It’s Easter. It’s Springtime. Italian people are ready to enjoy the first warmer days of the year outdoor. And can’t miss the food.
Traditions are told through what we eat, in Italy specially, where the products from the land and each transformation have always a centuries-old history.
We’re going to tell you about two culinary tradition that represent us in such a way.
Easter is the perfect occasion to do it.
First, the tradition by Campania, a region in the South of Italy, that represents our origins. The other one is by Umbria, our chosen region.
In both of these regions, as everywhere in Italy, Easter is the period consecrated to the family, to the friends and...to the food.
The food culture stores ancient family traditions yet handing down from one generation to another.
Making courses is a special moment that requires diligence, patience and wait.
The recipes we’re going to tell you are an examples of this.
From Naples: the Tortano and the Pastiera.
The Tortano is ring-shaped, stuffed with cheeses, salami and eggs.
Surfing the web you can find many sites with its history and many recipes.
I’ve ever eaten other Tortano my grandpa made and I’ve never found anything similar.

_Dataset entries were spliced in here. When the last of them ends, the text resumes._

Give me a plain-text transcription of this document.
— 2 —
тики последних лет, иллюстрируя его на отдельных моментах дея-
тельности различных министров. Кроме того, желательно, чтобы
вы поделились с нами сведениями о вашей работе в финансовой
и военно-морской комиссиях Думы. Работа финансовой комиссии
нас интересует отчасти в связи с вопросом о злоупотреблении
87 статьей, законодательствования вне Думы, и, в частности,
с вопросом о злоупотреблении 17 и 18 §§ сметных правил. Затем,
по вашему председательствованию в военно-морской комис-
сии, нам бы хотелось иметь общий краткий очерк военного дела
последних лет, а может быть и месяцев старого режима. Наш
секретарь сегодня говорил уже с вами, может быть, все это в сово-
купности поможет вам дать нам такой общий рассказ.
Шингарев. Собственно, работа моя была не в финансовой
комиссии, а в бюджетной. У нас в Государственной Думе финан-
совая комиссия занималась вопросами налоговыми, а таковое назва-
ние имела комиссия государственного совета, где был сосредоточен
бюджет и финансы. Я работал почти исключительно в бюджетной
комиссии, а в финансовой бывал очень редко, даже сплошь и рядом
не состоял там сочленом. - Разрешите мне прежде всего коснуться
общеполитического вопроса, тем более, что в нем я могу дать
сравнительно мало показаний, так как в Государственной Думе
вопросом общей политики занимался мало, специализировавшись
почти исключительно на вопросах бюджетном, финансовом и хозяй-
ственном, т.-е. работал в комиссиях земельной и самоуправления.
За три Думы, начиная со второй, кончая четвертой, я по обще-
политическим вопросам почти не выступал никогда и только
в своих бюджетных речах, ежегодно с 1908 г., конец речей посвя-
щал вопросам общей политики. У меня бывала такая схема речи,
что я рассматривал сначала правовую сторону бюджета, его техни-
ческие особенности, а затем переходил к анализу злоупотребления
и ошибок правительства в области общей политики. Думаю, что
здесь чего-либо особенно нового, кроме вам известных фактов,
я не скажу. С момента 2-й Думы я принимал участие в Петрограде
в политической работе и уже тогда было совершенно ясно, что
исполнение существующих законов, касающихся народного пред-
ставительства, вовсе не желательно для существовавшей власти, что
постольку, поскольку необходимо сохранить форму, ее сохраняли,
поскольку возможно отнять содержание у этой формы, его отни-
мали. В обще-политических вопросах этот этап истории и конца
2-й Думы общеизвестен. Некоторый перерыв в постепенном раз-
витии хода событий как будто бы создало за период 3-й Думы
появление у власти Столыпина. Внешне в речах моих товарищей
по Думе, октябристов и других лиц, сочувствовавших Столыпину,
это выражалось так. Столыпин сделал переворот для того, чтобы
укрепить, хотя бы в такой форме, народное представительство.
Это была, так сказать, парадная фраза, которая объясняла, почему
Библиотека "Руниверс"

That one is linked to my memory of the time passed with him to kneading, slicing the ingredients, waiting for the rising of the dough taking shape in the oven.
On Saturday evening before the Easter we could taste the hot Tortano from the oven, all the family together.
The Pastiera is the “Queen” of the neapolitan cakes, and never misses on the neapolitan tables.
The most important ingredient is the patience, as well.
My mother makes it by her grandmother’s recipe, and it’s unmistakable flowers scent spreads in and out the house.
It has to be ready by the Thursday so its ingredients (ricotta cheese, wheat and citron) can blend well.
From the Centre of Italy: the Torta Pasqualina and the Ciaramicola.
In Umbria we found similar Easter traditions to neapolitan ones. Similar symbolic and religious roots and the same diligence as base..
The Torta Pasqualina is like a bread with cheese and has to be made with a typical ritual: after it’s been kneaded and baked it will be showed on the table set for the breakfast of the Easter sunday and tasted after the religious rituals with umbrian salami and “vinsanto” (a typical sweet wine).
Today there’s a sweet version of the Torta Pasqualina and in each umbrian region there are different type of recipes. You can find them in this volume with ancient recipes La Torta di Pasqua in Umbria, tra ricette inaspettate, antichi mulini e vecchi forni.
Different from the neapolitan Pastiera but unique as well, the Ciaramicola is the typical umbrian cake for the Easter. It’s ring-shaped, with a red color (for the Alchermes that’s used), covered by sugared and coloured almonds.
Its colours (red and white) represent the city of Perugia.
And for you? What’s the most representative Easter recipe of your stories?